Depoimento de Nertor Cerveró à Polícia Federal é adiado

Depoimento de Nertor Cerveró à Polícia Federal é adiado

O segundo depoimento de Nestor Cerveró previsto para acontecer nesta segunda-feira na Polícia Federal em Curitiba foi adiado. De acordo com a advogada Alessi Brandão, o ex-diretor da área Internacional da Petrobras só prestará novos esclarecimentos após a defesa ter acesso a todas as cópias dos documentos apreendidos anteriormente na casa dele.

A documentação deve ser liberada pela Polícia Federal ainda nesta segunda-feira. Segundo Alessi, a defesa tem até três dias para analisar os papéis e instruir Cerveró a falar sobre o assunto. A coletiva poderá ser reagendada para quarta ou quinta-feira desta semana.

A advogada disse que falou com o ex-diretor nesta segunda-feira pela manhã, e que ele se encontra bem, na medida do possível, após passar dois sem banho de sol.

Os advogados de Nestor Cerveró afirmaram que ele estaria disposto a falar, além das relações sobre as quais é investigado, sobre a refinaria de Pasadena, nos Estados Unidos. A advogada Alessi Brandão declarou nesta segunda-feira que, por parte de seu cliente, não houve nenhuma irregularidade, mas adiantou que provavelmente ele prestará outros esclarecimentos sobre o assunto.

PEDIDO NEGADO

Na sexta-feira, a Justiça Federal negou o pedido de liberdade de Cerveró. A decisão foi dada liminarmente, após o desembargador João Pedro Gebran Neto entender que a prisão preventiva do executivo é fundamentada em “fatos concretos”, já que ele responde por processos originados na Operação Lavo Jato, por crimes de corrupção e lavagem de dinheiro. O ex-diretor também está sendo investigado pela PF em outros dois inquéritos.

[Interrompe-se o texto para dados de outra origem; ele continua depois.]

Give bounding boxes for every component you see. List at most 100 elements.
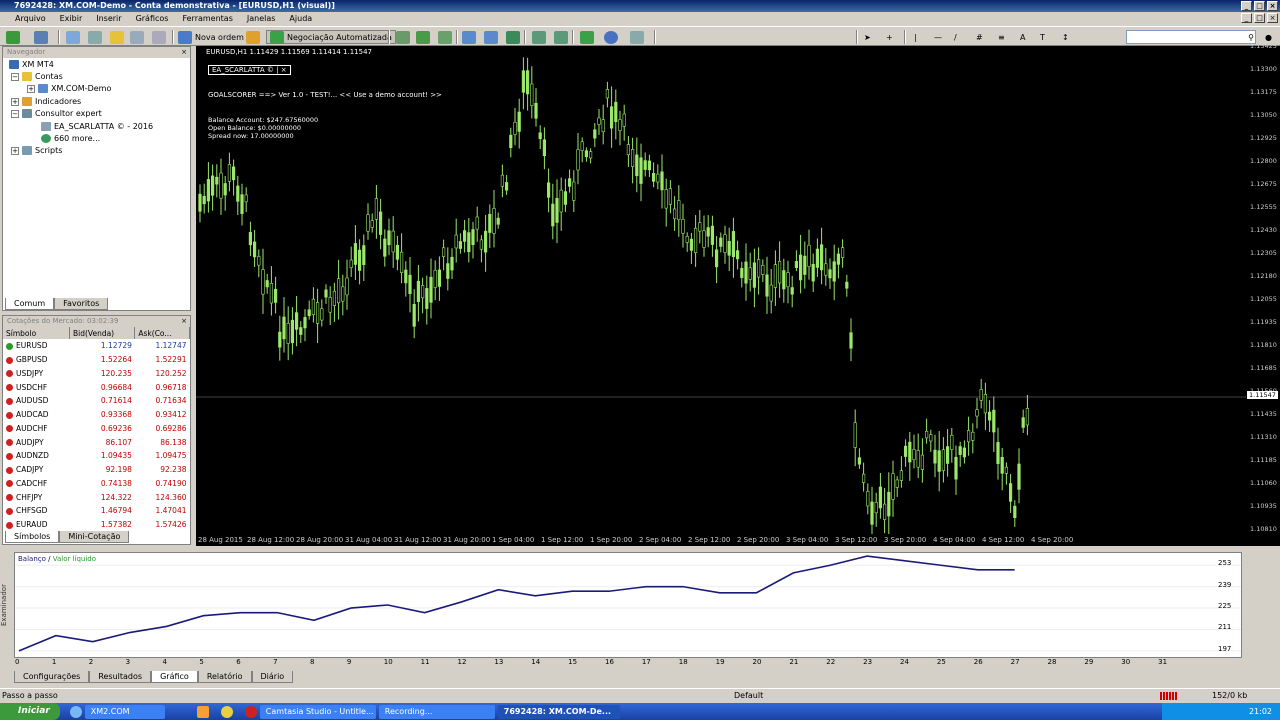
browser-icon[interactable] <box>69 705 82 718</box>
expand-icon[interactable]: + <box>11 97 19 106</box>
market-row[interactable]: AUDNZD 1.09435 1.09475 <box>3 449 190 463</box>
market-row[interactable]: USDJPY 120.235 120.252 <box>3 367 190 381</box>
candle-body <box>895 479 899 488</box>
market-watch-close-icon[interactable]: × <box>181 316 187 327</box>
strategy-tester-button[interactable] <box>152 30 169 44</box>
tab-diario[interactable]: Diário <box>251 671 294 683</box>
autoscroll-button[interactable] <box>532 30 549 44</box>
vertical-line-button[interactable]: | <box>914 30 917 44</box>
new-order-button[interactable]: Nova ordem <box>178 30 244 44</box>
menu-inserir[interactable]: Inserir <box>89 14 128 23</box>
collapse-icon[interactable]: − <box>11 109 19 118</box>
maximize-button[interactable]: □ <box>1254 1 1265 11</box>
minimize-button[interactable]: _ <box>1241 1 1252 11</box>
auto-trading-button[interactable]: Negociação Automatizada <box>266 30 396 44</box>
trendline-button[interactable]: / <box>954 30 957 44</box>
tab-relatorio[interactable]: Relatório <box>197 671 252 683</box>
market-watch-button[interactable] <box>66 30 83 44</box>
market-row[interactable]: CADCHF 0.74138 0.74190 <box>3 477 190 491</box>
tree-scripts[interactable]: + Scripts <box>11 146 62 155</box>
market-row[interactable]: USDCHF 0.96684 0.96718 <box>3 380 190 394</box>
tab-grafico[interactable]: Gráfico <box>151 671 198 683</box>
ea-label[interactable]: EA_SCARLATTA © | × <box>208 65 291 75</box>
down-arrow-icon <box>6 507 13 515</box>
horizontal-line-button[interactable]: — <box>934 30 942 44</box>
tab-favoritos[interactable]: Favoritos <box>54 298 109 310</box>
chrome-icon[interactable] <box>220 705 233 718</box>
task-camtasia[interactable]: Camtasia Studio - Untitle... <box>259 704 376 719</box>
close-button[interactable]: × <box>1267 1 1278 11</box>
periods-button[interactable] <box>604 30 621 44</box>
data-window-button[interactable] <box>88 30 105 44</box>
search-input[interactable] <box>1126 30 1256 44</box>
market-row[interactable]: AUDJPY 86.107 86.138 <box>3 435 190 449</box>
zoom-in-button[interactable] <box>462 30 479 44</box>
navigator-close-icon[interactable]: × <box>181 47 187 58</box>
text-label-button[interactable]: T <box>1040 30 1045 44</box>
child-minimize-button[interactable]: _ <box>1241 13 1252 23</box>
market-row[interactable]: AUDCHF 0.69236 0.69286 <box>3 422 190 436</box>
candlestick-button[interactable] <box>416 30 433 44</box>
zoom-out-button[interactable] <box>484 30 501 44</box>
terminal-button[interactable] <box>130 30 147 44</box>
text-button[interactable]: A <box>1020 30 1025 44</box>
col-symbol[interactable]: Símbolo <box>3 327 70 339</box>
channel-button[interactable]: # <box>976 30 983 44</box>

Cerveró se tornou réu no processo da Operação Lava Jato em dezembro, quando foi denunciado pelo Ministério Público Federal do Paraná (MPF) por lavagem de dinheiro e corrupção ativa. Além dele, foram denunciados Fernando Antonio Falcão Soares, conhecido por Fernando Baiano, o doleiro Alberto Youssef e o empresário Julio Gerin de Almeida Carmargo, da Setal Engenharia.

Cerveró é suspeito de participar de um grande esquema de corrupção na Petrobras, desviando recursos de contratos da área Internacional para abastecer políticos do PMDB, que o indicaram para o cargo. O operador do esquema na área seria Fernando Baiano e o doleiro Youssef, que lavavam até 3% de todos os contratos do setor, repassando o dinheiro para campanhas políticas do PMDB. Segundo o Ministério Público Federal, Cerveró recebeu R$ 40 milhões de propina, em dois contratos para construção de navios sonda, usados em perfurações em águas profundas. O pagamento foi relatado pelo executivo Julio Camargo, da Toyo Setal, que fez acordo de colaboração com a Justiça.

O ex-diretor da abastecimento da Petrobras, Paulo Roberto Costa, também citou Cerveró, no acordo de delação premiada. Em depoimento à Justiça Federal do Paraná, em outubro, Paulo Roberto disse que Cerveró recebeu propina na compra da refinaria de Pasadena, nos Estados Unidos. Segundo o Tribunal de Contas da União, o negócio gerou prejuízos de US$ 792 milhões. Durante uma acareação com o ex-diretor de abastecimento, na CPI mista, em dezembro, Cerveró negou as acusações.